Le 21/10/15 15:06, Greg Troxel a écrit :
Tobias Nygren <tnn%NetBSD.org@localhost> writes:The purpose of /var/tmp is to be a globally writable temp directory. If you do "ktrace gcc -o test test.c" you will find that the gcc + binutils toolchain too creates many temporary files there, unless -pipe is used. A good solution to preserve the life of your ssd is to mount tmpfs on /tmp and /var/tmp. But beware that this breaks virecover.That's all kind of true, except that /var/tmp is supposed to persist and tmp is not. So it seems broken for anything to put ephemera in /var/tmp. I see your point that gcc does this too. Do you know why they made that choice?

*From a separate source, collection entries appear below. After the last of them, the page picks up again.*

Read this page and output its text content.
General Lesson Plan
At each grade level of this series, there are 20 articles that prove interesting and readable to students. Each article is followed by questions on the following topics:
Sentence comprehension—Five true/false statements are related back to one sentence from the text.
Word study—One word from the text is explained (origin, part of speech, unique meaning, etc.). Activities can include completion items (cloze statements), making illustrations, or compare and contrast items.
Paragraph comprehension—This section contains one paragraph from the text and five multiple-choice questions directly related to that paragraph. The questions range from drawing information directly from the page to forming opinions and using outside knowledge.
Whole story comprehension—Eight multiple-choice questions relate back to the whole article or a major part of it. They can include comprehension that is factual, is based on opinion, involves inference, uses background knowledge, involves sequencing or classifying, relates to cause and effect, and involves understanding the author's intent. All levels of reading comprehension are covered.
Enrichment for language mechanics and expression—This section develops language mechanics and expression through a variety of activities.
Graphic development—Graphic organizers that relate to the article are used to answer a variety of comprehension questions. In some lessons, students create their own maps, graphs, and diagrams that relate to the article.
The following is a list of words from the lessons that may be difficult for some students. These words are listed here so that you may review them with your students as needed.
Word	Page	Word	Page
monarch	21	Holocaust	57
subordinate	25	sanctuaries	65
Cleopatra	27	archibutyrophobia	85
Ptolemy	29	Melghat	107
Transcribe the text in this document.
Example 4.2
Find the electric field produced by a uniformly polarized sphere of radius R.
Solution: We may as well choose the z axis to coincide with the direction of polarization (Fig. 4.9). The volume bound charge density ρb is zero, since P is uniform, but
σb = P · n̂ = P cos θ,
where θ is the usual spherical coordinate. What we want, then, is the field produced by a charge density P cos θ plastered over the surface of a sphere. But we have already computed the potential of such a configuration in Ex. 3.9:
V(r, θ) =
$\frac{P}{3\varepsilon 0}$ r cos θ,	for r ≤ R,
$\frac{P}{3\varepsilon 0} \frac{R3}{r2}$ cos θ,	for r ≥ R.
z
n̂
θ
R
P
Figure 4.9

As joerg mentioned, it kinda depends if P_tmpdir is defined when things are built, not to mention the value of TMPDIR.
Turns out in my case (and from what I see, NetBSD) stdio.h defines P_tmpdir (under conditions) to "/var/tmp/".
I notice that it appears Linux doesn"t bother defining it and FreeBSD changed a number of years back from "/var/tmp/" to simply "/tmp/".
I'm finding I also need to define TMPDIR in my .xinitrc otherwise gnome and co all use /var/tmp!
So far simple builds seem fine with the patch indicated prior, I had to put off the bulk build but I should have one (if nobody else does prior) by this weekend.